“The design set in the soul has more value in the long run than any plan cooked up by one’s ego or career sanctioned by one’s culture.” —Micheal Meade, Fate & Destiny: Two Agreements of the Soul
You are here for a reason. You’re not here at this time by mistake. There is something, even if it’s simply an essence, a character, a force, or a way of being that is meant to be expressed through you, and it is necessary to the world’s becoming as well as your own.
If you’re called to write, there is a deeper longing to exhale something of your soul into this world. This is your unique voice. You may not know specifically what that is, that’s what writing reveals.
You must connect to, honor, nurture and continually act upon that desire to exhale something, because it’s critical to who you are and why you’re here. That something is the gift you’re here to give at this critical time of great cultural and climatological change.
The world needs language and stories that offer transformation, possibility, and openings into deeper understanding and connection.
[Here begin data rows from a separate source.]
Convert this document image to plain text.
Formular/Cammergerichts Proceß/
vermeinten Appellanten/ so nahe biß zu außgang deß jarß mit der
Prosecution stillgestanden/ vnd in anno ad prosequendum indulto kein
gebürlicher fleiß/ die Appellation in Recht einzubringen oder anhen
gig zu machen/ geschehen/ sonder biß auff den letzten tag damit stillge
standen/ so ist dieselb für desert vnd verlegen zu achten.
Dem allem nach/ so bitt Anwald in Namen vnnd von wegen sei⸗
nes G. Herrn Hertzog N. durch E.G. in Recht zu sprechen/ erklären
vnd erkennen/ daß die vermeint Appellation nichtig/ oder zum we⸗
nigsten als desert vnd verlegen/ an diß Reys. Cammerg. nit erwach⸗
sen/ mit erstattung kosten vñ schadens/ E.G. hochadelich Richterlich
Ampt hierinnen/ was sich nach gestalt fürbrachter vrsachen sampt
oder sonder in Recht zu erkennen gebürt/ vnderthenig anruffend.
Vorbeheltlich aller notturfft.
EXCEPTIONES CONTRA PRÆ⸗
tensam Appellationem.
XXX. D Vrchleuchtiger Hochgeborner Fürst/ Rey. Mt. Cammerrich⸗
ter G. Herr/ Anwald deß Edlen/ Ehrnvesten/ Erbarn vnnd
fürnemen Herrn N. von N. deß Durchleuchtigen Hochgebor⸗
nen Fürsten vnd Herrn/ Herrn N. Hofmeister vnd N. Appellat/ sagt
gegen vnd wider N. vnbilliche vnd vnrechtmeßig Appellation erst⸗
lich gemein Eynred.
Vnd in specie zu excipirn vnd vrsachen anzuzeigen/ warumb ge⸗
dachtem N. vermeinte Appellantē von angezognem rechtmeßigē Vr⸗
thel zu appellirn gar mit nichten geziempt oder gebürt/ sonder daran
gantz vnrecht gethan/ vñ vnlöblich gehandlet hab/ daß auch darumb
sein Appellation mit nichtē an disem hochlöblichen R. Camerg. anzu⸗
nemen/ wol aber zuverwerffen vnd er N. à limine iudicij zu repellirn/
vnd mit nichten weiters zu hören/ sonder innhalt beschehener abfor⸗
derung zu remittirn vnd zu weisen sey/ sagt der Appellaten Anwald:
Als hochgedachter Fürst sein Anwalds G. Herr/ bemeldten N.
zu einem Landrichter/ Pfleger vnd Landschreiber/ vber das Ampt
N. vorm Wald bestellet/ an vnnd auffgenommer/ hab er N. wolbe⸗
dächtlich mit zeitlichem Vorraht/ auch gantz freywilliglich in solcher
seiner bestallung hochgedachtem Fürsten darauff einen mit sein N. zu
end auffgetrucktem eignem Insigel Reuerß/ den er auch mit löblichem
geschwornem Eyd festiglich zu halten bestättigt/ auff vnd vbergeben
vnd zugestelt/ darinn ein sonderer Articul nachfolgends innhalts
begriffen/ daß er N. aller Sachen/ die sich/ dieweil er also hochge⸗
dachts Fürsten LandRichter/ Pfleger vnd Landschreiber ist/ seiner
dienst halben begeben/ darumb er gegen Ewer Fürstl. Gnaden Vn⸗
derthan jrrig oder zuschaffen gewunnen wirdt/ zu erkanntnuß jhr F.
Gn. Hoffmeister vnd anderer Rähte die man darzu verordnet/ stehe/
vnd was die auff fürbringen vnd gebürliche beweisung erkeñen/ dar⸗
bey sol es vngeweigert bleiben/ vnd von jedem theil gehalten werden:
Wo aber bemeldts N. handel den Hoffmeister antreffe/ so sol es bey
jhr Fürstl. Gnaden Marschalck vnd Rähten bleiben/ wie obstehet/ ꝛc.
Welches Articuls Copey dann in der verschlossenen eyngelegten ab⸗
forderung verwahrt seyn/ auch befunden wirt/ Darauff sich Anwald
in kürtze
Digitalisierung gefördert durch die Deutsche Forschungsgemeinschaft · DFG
Storyteller and mythologist, Sharon Blackie emphasizes this and says, “stories show us ways of reimagining ourselves.”
And as my own writing guide and mentor, Deena Metzger, writes,“we need languages and literatures that do no harm, that offer refuge, that honor and sustain interconnection, community, and the vitality of life and the survival of all beings, and their co-existence.” This kind of language and literature can only come from the individual and collective soul of life.
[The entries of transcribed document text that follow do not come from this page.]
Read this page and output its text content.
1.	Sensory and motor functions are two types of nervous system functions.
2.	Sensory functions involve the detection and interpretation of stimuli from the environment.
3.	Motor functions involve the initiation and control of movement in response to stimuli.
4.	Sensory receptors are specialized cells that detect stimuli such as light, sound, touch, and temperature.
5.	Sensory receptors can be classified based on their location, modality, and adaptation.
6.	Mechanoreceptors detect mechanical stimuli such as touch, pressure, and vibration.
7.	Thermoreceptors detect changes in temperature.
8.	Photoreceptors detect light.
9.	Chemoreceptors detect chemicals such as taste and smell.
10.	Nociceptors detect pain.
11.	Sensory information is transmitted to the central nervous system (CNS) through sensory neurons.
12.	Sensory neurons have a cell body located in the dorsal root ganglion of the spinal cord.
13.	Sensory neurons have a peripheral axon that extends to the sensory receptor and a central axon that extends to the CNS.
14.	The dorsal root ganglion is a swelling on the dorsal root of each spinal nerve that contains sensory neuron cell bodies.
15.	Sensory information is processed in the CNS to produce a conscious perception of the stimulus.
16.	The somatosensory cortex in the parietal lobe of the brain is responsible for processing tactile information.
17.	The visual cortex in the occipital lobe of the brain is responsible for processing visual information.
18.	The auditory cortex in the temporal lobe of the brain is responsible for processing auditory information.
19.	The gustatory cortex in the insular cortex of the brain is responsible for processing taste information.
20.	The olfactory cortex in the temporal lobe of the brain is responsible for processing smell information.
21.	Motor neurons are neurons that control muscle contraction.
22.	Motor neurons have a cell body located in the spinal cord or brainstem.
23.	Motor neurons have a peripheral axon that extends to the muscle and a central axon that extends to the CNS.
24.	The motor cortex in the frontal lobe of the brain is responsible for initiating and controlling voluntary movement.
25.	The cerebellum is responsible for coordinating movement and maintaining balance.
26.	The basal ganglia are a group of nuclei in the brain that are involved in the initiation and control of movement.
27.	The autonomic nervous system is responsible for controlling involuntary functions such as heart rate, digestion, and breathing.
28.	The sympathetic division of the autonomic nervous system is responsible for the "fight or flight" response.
Being connected to the truth of this and what it means for you, is the source of your motivation to write and your ability to make doing it, and sharing it, a priority.
Writers, especially new or unpublished writers, often have a hard time claiming the term “writer.” I’ve often heard the term, “so-called writer,” as a way to disparage not being published or not having a writing life that looks like something seen on TV, in the movies, or on the New York Times Best Selling Author list. There is no “right” way to be a writer. Go ahead, stop trying to be a “so-called” writer and go ahead and claim yourself as a soul-called writer, as someone who is called to express something meaningful, even if you don’t yet know what that is.
You’ll never fully know the long-term impacts and effects your writing will have in the world. You’ll never be intimate with that, but you can be intimate with your commitment to having followed your soul’s call to become, and to express and share your deepest self.
If you want to stay motivated and build a sustainable writing practice, you must create a loving, abiding relationship to your soul’s desire to exhale something into this world and nurture that desire over productivity, perfection, or outcome.